E’ quel confine incerto tra terra e mare che non si può definire. E’ tutto sospeso, conteso. Indefinito e indefinibile. Sulle dune di Mimizan, di fronte l’Atlantique.
 
Lo vedi e non lo cogli. Come gli occhi dei pescatori, che sfiorano il confine dell’oceano e sanno che oltre esistono altri confini. Altre realtà. E le case sono tutte raccolte, come un guscio a difesa dal nulla, con le porte dello stesso colore degli occhi di chi le abita.
 
Quel nulla delle dune, che non sono ancora terra, e non sono ancora mare. Ma un’attesa infinita.
 
Lo puoi ascoltare, l’Atlantique. Se si sta attenti, la musica del Titanic risuona ancora in quelle onde che non dimenticano. La memoria dell’oceano, eterna. Come la sua attesa, la sua presenza. Il suo morire tutte le notti al tramonto per rinascere ad ogni alba. A contendere sabbia alla duna, a cercare altra terra da rubare agli uomini.
 
Esiste un luogo in cui ognuno si sente solo. Provate a restare seduti sulle dune, tra mare e terra, a guardare il cielo, e vi accorgerete di essere polvere di fronte all’infinito azzurro di mare e cielo che vi strappa l’anima a morsi.
 
Provate a dire dove finisce il mare e dove inizia la terra. Non lo potete sapere. Nessuno lo sa. E’ una linea incerta, priva di tempo, di luogo, di consistenza.
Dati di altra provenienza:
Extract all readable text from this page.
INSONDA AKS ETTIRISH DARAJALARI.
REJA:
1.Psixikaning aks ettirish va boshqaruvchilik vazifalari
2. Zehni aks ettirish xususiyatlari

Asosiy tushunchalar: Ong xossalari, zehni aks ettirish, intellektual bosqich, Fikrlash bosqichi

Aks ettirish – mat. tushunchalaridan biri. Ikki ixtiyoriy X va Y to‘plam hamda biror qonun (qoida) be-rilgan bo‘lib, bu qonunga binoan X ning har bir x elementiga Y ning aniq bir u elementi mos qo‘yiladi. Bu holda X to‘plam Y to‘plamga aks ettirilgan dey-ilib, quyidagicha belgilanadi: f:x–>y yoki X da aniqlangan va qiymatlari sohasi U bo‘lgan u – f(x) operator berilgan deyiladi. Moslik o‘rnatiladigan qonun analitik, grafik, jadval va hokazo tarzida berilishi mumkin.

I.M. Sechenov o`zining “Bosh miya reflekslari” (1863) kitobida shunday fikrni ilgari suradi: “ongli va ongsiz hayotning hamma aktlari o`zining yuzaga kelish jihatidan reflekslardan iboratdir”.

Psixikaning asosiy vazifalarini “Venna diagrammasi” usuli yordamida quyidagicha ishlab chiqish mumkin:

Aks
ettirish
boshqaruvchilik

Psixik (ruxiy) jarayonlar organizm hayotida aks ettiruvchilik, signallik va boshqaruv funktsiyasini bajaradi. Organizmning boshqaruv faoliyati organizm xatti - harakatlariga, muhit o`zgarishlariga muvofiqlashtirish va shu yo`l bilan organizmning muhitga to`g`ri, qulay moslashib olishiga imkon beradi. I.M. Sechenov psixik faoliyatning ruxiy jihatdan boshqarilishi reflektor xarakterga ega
Eppure tremendamente reale. Vi prende il cuore. E il tempo si attorciglia come un gomitolo, che non importa ieri, oggi, domani. Esiste un eterno presente nel quale risuona tutto il tempo del mondo, del cielo.
 
I porti sono come dita protese sull’oceano. Qualcuno osa partire, qualcuno ritorna, e il suo sguardo non è più quello di prima. Ha lo stesso colore del vento, la stessa paura del cielo.
 
Qualcuno non torna più. E la sua voce si confonde con quella delle onde, del vento. Con la tristezza infinita d’ogni tramonto, quando il sole muore, ma l’oceano continua a parlare, onda dopo onda. A rosicchiare sabbia alla duna, che resiste, alimentata dal vento che riporta la sabbia rubata dall’oceano. Granello dopo granello.
 
Le chiese sono tutte rivolte all’Atlantique. Che ogni sposa, quando esce, offre il suo uomo all’oceano, perché ogni uomo, qui, è pescatore, ed ogni donna conosce l’amaro dell’attesa di una vela. Ed ogni donna ha un sorriso per ogni giorno che passa a scrutare quella linea scura, tra oceano e cielo, che è speranza e terrore.
 
Come le dune. Ferme nel nulla che aspetta. In un equilibrio di forze che somiglia all’equilibrio di dio. E fa venire una voglia di dolcezza che annega ogni cosa in un colore rosso di cielo.
 
 
(Tra Mimizan e Biscarrosse, a due passi dalla dune du Pilat. – 17.08.2011 – Andando verso Carnac.)